With 3 other small kids and cars whizzing by, I am always lost as to what to do when this happens. It’s just hard, and to make matters worse, my mom and husband say that they never have this problem when they drop him off. Maybe it’s too much with his brothers here, but I don’t have a choice.
Today is different though. His tiny hand voluntarily grabs the stroller. “Hold stroller.” He proudly announces. Just the utterance of these words brings pure joy to my face. For the first time ever, the five of us walk through the parking lot with ease. My 3 sons hold the stroller while remaining aware of the sidetracked drivers hurrying around us. This is a gift. We are doing this. I can do this. All our practicing and persistence are finally paying off!
When we arrive back to the car, my body collapses in the soft chair. I let myself breathe for a moment; then the floodgates open. I can no longer control the deluge of tears. I hide this breach of emotions from my 6 and 4 year old, because I can’t explain it: tears of pent up pain and frustration awkwardly intertwined with joy, relief, and thankfulness.
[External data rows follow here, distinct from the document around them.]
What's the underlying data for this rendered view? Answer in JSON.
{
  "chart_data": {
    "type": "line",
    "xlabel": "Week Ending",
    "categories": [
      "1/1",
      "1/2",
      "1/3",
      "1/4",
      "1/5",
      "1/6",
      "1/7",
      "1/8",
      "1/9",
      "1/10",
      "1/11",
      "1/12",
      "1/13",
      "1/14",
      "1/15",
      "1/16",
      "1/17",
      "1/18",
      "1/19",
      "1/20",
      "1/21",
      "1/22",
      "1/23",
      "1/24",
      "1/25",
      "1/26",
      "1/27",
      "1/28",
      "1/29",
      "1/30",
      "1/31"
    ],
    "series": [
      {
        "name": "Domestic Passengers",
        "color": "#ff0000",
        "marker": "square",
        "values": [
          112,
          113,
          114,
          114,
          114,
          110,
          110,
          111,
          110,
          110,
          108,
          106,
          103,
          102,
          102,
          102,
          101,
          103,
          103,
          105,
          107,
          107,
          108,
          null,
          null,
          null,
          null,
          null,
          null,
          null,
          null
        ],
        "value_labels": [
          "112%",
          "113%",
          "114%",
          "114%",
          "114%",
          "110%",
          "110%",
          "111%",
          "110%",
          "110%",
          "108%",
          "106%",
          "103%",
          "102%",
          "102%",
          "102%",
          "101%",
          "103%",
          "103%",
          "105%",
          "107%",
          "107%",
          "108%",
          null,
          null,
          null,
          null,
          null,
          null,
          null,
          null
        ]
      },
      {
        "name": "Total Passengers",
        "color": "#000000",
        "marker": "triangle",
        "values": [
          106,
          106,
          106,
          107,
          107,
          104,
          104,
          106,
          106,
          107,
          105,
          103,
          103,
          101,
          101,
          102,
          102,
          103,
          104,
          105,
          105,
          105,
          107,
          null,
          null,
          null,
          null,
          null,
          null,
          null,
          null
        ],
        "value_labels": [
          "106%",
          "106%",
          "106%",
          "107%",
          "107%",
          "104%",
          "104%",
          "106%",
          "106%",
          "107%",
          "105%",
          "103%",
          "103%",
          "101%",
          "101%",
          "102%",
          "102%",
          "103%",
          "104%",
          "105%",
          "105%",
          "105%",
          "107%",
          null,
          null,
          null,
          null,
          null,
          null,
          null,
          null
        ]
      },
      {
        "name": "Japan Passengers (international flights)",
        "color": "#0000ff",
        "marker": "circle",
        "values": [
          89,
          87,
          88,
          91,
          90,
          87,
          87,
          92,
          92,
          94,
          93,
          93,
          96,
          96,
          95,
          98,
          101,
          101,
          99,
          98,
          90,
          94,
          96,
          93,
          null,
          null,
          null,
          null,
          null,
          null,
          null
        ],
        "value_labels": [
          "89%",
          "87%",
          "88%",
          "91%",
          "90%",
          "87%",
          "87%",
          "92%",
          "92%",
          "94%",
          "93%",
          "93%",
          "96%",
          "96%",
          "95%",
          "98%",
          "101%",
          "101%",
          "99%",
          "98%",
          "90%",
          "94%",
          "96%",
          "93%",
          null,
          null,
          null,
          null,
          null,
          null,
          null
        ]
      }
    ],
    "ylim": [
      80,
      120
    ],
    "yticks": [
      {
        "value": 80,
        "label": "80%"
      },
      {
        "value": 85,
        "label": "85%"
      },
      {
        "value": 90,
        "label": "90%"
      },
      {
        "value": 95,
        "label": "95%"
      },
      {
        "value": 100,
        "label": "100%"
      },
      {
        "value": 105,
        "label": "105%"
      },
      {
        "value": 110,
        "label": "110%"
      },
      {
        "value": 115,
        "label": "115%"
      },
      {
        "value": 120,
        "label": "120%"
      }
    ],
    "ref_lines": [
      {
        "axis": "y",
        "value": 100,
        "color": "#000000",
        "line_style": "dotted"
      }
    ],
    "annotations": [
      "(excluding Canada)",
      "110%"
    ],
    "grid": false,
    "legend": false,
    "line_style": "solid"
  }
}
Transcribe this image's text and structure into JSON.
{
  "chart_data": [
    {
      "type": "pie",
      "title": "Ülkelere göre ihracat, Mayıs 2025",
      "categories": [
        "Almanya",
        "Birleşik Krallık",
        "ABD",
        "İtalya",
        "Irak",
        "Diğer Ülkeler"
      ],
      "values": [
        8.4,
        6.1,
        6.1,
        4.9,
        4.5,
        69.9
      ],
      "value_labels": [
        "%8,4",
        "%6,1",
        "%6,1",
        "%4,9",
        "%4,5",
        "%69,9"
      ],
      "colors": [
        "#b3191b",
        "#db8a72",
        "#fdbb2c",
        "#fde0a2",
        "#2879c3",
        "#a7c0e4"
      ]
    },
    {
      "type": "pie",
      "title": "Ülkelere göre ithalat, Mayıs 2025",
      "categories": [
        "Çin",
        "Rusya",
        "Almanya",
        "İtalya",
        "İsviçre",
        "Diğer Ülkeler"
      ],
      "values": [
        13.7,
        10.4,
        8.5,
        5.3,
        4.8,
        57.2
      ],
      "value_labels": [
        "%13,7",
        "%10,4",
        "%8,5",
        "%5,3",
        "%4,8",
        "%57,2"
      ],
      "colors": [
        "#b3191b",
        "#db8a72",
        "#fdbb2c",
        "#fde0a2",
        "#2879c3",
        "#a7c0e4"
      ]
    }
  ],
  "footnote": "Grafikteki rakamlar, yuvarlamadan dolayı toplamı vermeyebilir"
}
It is going to be okay. He is going to be okay; WE are going to be okay.
I am happy and proud to say that most drop offs are now manageable. I sometimes get frustrated with his trepidation towards the whole process, but it has remained easier than those first few months. I still feel sorrow when I pull up to the school, but it is fleeting and very rare these days.
This special needs roller coaster we are sharing is hard and painful, but it is so often sprinkled and sometimes showered in joy! Relish the joyous moments, and know that you’re hard work will pay off.
The changes may seem marginal and not be how you envisioned them, but look closely at the small victories. They will add up in the long run, and you will have the pleasure of knowing that you helped your child slowly but surely achieve these goals, positively impacting the trajectory of their life.